Like what everybody else are saying, a girl's wedding day is her 'BIG DAY!' one of the biggest and most unforgettable day in her life and just like any other typical girl, I also want my wedding day to be the best, though I haven't really had a deep thought and plans of getting married sooner. I at least want to be married at the age of 25 and older.

But as a teenager of the 21st century, I can say that I am fully aware of the basic problems related to building a family. High rate of young pregnancy that results to early marriage, in which branches out another economic problem such as high population, and lack of jobs that leads to another problem, which is poverty that is a common problem in our country.

Elders often say, 'Ang mga kabataan talaga ngayon ay mapupusok.' 'Masyadong nagpapadala sa tukso.' 'Padalos-dalos sa mga desisyon.' which has been proved through the results of their curiosity and "world exploration" —newborn little angels.

I have nothing to complain about newborn babies, actually. I believe they're precious gifts from God and I highly appreciate each one of them. The thing is that, some people tend to view marriage lowly as taking responsibility. I have a high view of marriage and seeing some people force two people to get married as soon as possible after having a child makes me a little disappointed. I understand that the kid needs to grow with parents and all. What I don't understand is that some people tend to see marriage as 'taking responsibility' when a man gets a woman pregnant. I believe being a married couple isn't a requirement for them to perform a good parenthood. They can always love and cherish their child without being forced to be married and live with each other with pressure.

I've witnessed a lot of failed marriages. In fact, it seemed like a hot trend about marriage! A failed one, sad to say. Even I, was a daughter of a couple who happen to fail with their marriage and I barely want to get one. I hope.

I may not know everything about relationships as I still have a lot to learn from in the future, but I know some of the common problems. Some marriages do fail when one does simply falling out of love or sometimes both. There is also this thing which seemed to be more common in a relationship nowadays —cheating. Either one of the two does it and if there's no one in the relationship, not even one, does want to continue and fix their marriage, often leads to unsuccessful one. There is also this impulsive decision of getting married without fully knowing each other so as soon as they get married, they only get to see each other's true self.
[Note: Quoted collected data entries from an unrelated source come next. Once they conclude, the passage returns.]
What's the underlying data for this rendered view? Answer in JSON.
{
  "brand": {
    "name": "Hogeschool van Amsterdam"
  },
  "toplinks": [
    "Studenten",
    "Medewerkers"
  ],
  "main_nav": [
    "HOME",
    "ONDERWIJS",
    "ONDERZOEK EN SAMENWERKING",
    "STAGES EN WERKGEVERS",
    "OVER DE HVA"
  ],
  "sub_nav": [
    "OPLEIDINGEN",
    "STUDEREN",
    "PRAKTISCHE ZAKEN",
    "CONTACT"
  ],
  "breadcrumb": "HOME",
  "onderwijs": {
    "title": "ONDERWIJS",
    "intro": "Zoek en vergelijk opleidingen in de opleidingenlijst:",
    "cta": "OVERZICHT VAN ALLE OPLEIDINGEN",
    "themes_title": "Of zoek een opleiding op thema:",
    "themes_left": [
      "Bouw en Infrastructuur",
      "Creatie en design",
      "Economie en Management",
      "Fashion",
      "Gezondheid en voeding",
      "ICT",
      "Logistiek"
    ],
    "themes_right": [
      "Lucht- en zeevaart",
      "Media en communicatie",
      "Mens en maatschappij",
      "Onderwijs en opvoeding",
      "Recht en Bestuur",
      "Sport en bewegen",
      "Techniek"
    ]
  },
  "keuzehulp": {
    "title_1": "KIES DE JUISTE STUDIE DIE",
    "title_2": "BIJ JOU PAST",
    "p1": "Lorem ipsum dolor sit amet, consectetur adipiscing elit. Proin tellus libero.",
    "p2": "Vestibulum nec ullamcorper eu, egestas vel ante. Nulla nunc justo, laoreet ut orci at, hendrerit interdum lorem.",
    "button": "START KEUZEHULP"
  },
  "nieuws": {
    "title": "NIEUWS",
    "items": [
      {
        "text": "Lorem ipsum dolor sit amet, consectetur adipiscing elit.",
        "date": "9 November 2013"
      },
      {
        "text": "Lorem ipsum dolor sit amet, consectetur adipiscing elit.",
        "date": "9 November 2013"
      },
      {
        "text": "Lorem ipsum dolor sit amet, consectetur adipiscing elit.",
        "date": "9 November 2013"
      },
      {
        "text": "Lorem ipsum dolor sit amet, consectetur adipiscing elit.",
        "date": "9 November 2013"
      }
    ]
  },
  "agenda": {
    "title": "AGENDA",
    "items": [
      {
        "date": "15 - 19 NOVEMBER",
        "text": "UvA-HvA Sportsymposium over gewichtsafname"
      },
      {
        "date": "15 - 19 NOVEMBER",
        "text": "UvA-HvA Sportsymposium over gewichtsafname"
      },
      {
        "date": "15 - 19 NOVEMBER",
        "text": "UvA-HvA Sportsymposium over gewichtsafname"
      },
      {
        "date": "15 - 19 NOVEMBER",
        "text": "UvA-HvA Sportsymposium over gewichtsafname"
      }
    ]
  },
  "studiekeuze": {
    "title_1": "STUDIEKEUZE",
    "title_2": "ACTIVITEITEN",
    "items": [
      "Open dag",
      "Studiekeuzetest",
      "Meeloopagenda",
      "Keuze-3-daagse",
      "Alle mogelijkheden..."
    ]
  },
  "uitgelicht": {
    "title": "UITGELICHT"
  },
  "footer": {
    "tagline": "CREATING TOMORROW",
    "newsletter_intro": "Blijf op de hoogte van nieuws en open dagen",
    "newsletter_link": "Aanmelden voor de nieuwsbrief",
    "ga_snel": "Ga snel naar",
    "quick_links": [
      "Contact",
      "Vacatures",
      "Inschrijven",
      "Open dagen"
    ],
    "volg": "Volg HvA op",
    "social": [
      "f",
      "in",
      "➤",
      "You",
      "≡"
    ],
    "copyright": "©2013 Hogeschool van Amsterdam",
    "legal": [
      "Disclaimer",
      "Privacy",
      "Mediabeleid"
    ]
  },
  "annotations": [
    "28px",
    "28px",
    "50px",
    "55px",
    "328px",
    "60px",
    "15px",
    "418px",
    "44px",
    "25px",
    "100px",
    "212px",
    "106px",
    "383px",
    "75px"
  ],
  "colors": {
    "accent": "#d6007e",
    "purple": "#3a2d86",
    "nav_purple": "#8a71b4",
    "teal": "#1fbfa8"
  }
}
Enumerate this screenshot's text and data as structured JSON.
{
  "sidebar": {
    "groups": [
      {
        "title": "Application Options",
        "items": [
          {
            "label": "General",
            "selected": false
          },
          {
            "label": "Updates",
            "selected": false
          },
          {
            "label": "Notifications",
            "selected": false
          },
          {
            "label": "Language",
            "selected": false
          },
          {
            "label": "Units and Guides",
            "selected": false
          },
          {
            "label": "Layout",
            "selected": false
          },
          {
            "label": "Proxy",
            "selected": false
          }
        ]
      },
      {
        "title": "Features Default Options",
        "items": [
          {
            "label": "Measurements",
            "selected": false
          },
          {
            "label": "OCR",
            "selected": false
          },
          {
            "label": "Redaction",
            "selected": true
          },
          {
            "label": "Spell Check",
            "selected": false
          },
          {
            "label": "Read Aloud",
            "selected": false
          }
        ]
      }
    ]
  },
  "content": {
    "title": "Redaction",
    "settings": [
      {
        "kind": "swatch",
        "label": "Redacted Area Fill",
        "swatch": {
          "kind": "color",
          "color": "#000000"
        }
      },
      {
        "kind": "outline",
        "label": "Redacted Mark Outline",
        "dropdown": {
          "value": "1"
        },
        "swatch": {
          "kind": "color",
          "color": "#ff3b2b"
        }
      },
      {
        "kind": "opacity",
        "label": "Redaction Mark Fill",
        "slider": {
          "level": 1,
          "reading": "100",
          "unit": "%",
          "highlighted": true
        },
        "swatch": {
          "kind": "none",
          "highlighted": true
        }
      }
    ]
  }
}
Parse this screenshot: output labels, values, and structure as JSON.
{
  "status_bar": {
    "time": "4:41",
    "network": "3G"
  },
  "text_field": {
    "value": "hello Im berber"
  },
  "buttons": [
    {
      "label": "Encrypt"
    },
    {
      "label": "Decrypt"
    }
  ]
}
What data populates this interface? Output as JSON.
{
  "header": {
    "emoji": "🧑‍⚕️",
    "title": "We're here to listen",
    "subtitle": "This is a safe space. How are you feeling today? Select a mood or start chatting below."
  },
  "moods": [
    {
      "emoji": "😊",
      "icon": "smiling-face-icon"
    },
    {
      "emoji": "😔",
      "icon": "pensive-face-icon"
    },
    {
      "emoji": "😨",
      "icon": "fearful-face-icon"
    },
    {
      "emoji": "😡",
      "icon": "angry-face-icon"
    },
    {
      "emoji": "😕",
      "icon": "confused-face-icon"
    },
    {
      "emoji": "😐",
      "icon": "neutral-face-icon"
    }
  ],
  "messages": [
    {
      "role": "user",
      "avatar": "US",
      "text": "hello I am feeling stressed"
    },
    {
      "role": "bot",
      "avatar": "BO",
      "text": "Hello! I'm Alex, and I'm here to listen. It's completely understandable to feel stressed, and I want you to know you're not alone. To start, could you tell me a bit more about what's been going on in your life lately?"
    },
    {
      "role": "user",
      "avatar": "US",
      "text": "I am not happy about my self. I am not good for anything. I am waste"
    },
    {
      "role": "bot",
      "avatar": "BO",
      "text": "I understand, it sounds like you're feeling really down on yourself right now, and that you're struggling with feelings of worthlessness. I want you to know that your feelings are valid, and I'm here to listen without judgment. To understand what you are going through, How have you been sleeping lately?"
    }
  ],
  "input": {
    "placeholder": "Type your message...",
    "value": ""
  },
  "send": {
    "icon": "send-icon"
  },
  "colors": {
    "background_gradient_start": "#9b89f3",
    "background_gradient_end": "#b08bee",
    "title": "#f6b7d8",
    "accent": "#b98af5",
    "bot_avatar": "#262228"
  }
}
I believe most of the unsuccessful marriages root from what I said earlier. The 'taking responsibility'. That some people think of marriage.

People are tend to be tying the knot with the ones they truly love. The ones who holds the other end of our red string. Our one eternal love. What if we already tied ourselves with someone who wasn't as worthy as we deserve to have? What would be the next step we'd make? File a separation? What about the kids you have? Let them suffer from your never-ending fights and cause them emotional sufferings?